Bei gewalttätigen Übergriffen kamen im vergangenen Jahr neun Obdachlose ums Leben. Von den gemeldeten Fällen betrafen über 2.000 männliche Opfer, etwa 500 richteten sich gegen Frauen. Berlin verzeichnete mit 592 Angriffen die meisten Vorfälle, gefolgt von Bayern (492) und Nordrhein-Westfalen (310).
Die Aufklärungsquote bei diesen Straftaten bleibt gering. 2023 wurden nur 66,5 Prozent der Gewaltdelikte gegen Obdachlose aufgeklärt – im Vergleich zu einer bundesweiten Aufklärungsquote von 77,5 Prozent bei allen gemeldeten Straftaten.

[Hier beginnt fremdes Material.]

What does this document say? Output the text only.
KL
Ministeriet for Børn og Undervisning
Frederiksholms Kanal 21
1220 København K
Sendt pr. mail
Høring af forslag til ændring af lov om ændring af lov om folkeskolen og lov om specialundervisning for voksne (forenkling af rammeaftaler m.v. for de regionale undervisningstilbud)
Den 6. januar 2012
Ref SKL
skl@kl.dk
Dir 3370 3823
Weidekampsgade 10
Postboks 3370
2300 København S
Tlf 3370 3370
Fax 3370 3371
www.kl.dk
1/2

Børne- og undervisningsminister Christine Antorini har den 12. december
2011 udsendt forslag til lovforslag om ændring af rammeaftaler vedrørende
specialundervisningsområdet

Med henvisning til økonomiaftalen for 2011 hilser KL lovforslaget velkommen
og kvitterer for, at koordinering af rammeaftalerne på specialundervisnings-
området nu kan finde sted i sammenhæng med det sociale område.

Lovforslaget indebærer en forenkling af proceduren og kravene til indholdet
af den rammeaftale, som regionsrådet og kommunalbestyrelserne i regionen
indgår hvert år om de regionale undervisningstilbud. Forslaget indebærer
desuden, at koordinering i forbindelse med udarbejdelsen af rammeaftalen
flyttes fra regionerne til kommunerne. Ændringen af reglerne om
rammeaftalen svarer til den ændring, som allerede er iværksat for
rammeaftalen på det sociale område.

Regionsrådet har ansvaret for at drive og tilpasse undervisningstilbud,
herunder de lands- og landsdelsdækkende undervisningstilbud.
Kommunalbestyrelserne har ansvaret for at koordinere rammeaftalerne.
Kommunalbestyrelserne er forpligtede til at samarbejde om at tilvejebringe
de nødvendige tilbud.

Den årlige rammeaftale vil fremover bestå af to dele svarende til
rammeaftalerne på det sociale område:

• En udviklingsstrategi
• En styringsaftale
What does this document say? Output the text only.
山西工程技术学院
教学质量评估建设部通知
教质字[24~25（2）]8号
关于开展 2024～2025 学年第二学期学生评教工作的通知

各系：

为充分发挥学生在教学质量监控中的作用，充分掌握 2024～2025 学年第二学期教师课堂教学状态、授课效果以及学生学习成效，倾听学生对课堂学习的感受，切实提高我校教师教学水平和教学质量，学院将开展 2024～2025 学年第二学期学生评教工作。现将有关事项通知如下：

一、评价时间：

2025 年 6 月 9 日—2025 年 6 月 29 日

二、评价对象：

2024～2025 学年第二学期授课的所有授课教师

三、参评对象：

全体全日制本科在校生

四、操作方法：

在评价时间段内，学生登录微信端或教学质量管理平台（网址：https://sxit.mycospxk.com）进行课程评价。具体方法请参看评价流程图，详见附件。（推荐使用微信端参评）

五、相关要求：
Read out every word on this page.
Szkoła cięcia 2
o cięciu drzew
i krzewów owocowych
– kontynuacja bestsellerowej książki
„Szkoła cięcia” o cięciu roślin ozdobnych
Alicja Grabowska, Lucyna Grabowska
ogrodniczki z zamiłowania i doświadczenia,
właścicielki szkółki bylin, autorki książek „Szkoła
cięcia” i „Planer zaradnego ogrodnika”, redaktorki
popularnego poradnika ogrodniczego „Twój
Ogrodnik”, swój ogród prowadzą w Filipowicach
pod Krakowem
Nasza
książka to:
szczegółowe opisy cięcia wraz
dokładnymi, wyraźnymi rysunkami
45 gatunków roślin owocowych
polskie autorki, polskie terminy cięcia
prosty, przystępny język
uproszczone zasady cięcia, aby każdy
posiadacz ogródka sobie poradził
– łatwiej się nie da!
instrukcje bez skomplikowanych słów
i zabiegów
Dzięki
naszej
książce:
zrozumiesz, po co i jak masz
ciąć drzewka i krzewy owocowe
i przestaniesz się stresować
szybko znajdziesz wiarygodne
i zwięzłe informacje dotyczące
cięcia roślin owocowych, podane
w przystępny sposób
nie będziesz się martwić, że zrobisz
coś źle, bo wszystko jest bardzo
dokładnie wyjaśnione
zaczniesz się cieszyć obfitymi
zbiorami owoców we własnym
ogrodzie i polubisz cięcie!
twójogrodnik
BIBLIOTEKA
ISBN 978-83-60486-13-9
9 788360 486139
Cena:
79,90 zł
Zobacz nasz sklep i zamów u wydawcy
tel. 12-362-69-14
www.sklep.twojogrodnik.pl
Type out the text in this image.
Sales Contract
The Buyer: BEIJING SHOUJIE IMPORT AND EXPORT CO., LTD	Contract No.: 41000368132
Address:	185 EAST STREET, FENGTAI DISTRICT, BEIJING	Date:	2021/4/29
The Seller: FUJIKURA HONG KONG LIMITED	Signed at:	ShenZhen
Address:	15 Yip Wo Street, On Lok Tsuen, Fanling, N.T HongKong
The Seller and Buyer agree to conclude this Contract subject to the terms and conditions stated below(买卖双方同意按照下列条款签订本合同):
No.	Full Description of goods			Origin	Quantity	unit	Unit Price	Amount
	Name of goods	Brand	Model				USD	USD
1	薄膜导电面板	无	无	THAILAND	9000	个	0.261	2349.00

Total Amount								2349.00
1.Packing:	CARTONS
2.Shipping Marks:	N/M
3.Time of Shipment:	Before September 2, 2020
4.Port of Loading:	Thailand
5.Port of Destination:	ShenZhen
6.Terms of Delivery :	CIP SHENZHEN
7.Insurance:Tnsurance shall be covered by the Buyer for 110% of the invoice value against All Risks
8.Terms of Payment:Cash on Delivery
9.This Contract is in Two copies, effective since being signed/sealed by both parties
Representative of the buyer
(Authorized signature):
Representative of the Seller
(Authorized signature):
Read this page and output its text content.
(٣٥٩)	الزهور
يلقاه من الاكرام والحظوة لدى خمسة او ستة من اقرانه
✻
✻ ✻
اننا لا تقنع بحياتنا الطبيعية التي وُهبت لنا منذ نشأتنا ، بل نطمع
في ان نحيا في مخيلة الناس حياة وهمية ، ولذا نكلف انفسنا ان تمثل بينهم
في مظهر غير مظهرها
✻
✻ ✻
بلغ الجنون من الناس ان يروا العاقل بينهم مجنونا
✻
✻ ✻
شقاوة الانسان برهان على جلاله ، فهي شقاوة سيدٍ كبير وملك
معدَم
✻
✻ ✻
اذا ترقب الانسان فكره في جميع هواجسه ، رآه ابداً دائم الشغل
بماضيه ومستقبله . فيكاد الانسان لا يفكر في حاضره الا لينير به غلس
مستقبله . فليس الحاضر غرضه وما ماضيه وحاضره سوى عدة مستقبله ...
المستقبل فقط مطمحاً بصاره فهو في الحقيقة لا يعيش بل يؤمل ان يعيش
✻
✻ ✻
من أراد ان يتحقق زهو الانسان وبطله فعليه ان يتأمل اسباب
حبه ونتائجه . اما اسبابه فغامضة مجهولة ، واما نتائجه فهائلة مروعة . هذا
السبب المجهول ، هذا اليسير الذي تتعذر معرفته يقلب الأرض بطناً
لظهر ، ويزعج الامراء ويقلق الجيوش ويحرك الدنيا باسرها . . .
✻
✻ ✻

Sahra Mirow, Bundestagsabgeordnete der Linken, sprach von einer „beispiellosen Zuspitzung der Gewalt“. Die Daten wurden auf Anfrage des Evangelischen Pressedienstes (epd) veröffentlicht.
Die Statistiken verdeutlichen ein wachsendes Problem in ganz Deutschland. Geringe Anzeigebereitschaft und unpräzise Erfassungsmethoden deuten darauf hin, dass das Ausmaß der Gewalt noch weit über den offiziellen Zahlen liegt. Die Behörden stehen vor großen Herausforderungen, um die Problematik wirksam zu bekämpfen.